I have 130,681 patients.  30 physicians and 3 clinics.  If it is unbalanced, anything I can do?  Analyze on subset of patients/MDs?

Thank you, that's very helpful.

With only 3 levels of MDlocation, your ability to estimate a variance is limited, there's just not enough information. In the model run that you reported, the variance was estimated as a negative value because you specified the nobound option; otherwise the estimate would have been set to zero. If your goal is to estimate an ICC for the MDlocation and MD variances, you just don't have enough data to work with.

I am puzzled by an aspect of your tables. In the second table, MD = 5 appears to have 4087 + 4 = 4091 observations. But in the third table, MD = 5 is reported as being at MDlocation = 2, with 287 observations. On quick scan, the next few MDs look OK, but I didn't look at all 30. Maybe it's just a copy/paste error in the message.

Also, I'm struck by how some MDs have very few polyp_yes observations, while many have about 30%. What distinguishes these two groups of physicians, if anything?

Q1: There are rules of thumb as @SteveDenham notes; rather than 10, I would have said 20-30, but that's what rules of thumb are 🙂 More formally, you can determine the sample size required to estimate a variance (or standard deviation) with a given precision, analogous to determining sample size required to estimate a mean with a given precision. An internet search will turn up several resources.

Q2: Like Steve, I don't know much about computing ICC in a mixed model with binary data. On a quick scan, this blogpost looks reasonable, and it points out that with binary data, there is no residual variance per se, because the variance and the mean are determined by the same parameters. For more detail, there are also papers, among them:

Nakagawa S, Johnson P, Schielzeth H (2017) The coefficient of determination R2 and intra-class correlation coefficient from generalized linear mixed-effects models revisted and expanded. J. R. Soc. Interface 14. https://doi.org/10.1098/rsif.2017.0213

Wu S, Crespi CM, Wong WK. 2012. Comparison of methods for estimating the intraclass correlation coefficient for binary responses in cancer prevention cluster randomized trials.
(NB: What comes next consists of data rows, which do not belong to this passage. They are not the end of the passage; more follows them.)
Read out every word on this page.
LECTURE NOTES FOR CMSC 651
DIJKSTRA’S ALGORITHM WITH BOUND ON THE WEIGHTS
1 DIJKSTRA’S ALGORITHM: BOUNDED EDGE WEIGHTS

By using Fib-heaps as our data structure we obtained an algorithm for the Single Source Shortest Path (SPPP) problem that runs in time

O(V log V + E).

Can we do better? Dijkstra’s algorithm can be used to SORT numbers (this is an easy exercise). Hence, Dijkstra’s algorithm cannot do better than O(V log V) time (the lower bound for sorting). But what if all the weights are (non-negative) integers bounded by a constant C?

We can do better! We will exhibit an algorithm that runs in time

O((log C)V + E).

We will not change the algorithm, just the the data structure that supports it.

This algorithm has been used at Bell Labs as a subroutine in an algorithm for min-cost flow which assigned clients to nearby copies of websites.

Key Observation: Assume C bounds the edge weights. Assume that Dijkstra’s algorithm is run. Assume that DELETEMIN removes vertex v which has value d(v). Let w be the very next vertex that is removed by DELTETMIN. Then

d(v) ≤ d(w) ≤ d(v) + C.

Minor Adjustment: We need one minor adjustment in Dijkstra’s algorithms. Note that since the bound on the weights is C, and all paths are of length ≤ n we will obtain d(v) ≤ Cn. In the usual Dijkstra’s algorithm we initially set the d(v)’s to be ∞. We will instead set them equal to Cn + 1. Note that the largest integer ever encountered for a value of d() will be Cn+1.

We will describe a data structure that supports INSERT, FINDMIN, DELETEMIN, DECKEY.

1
Contemp Clin Trials 33(5):869-80. doi: 10.1016/j.cct.2012.05.004

Q3: For the binary mixed model, the residual variance depends upon the expected value and so it cannot be estimated directly from the data. Thus, you do not want to force your model to estimate a residual variance.
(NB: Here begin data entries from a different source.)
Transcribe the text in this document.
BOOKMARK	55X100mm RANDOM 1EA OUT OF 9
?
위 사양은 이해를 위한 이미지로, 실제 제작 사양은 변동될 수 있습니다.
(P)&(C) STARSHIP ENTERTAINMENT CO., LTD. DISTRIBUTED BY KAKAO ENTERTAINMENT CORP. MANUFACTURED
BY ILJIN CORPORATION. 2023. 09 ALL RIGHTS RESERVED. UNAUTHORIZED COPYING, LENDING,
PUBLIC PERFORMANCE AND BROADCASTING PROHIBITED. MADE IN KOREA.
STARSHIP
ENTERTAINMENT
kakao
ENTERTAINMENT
See Section 7 in Nakagawa et al (2017) for a discussion of the distinction between using an observation-level variance (estimated using the delta method) versus a distribution-specific variance.

I hope this helps.

Regarding that polyp data were missing for some physicians: What is the nature of this missingness? Does this mean that some of the patients in the polyp=0 category actually had polyps that their physician did not note in the chart? I would be concerned about this as a source of bias. How many of your physicians are bad record keepers, and should they be omitted from the analysis?

It's so dichotomous (physicians have either almost zero or about 30% polyps) that I doubt it is random. The "smaller observations" is actually a problem, not a salve. Merely running the analysis with and without these potentially problematic physicians does not address the underlying issue. I say, give this more thought. Good luck!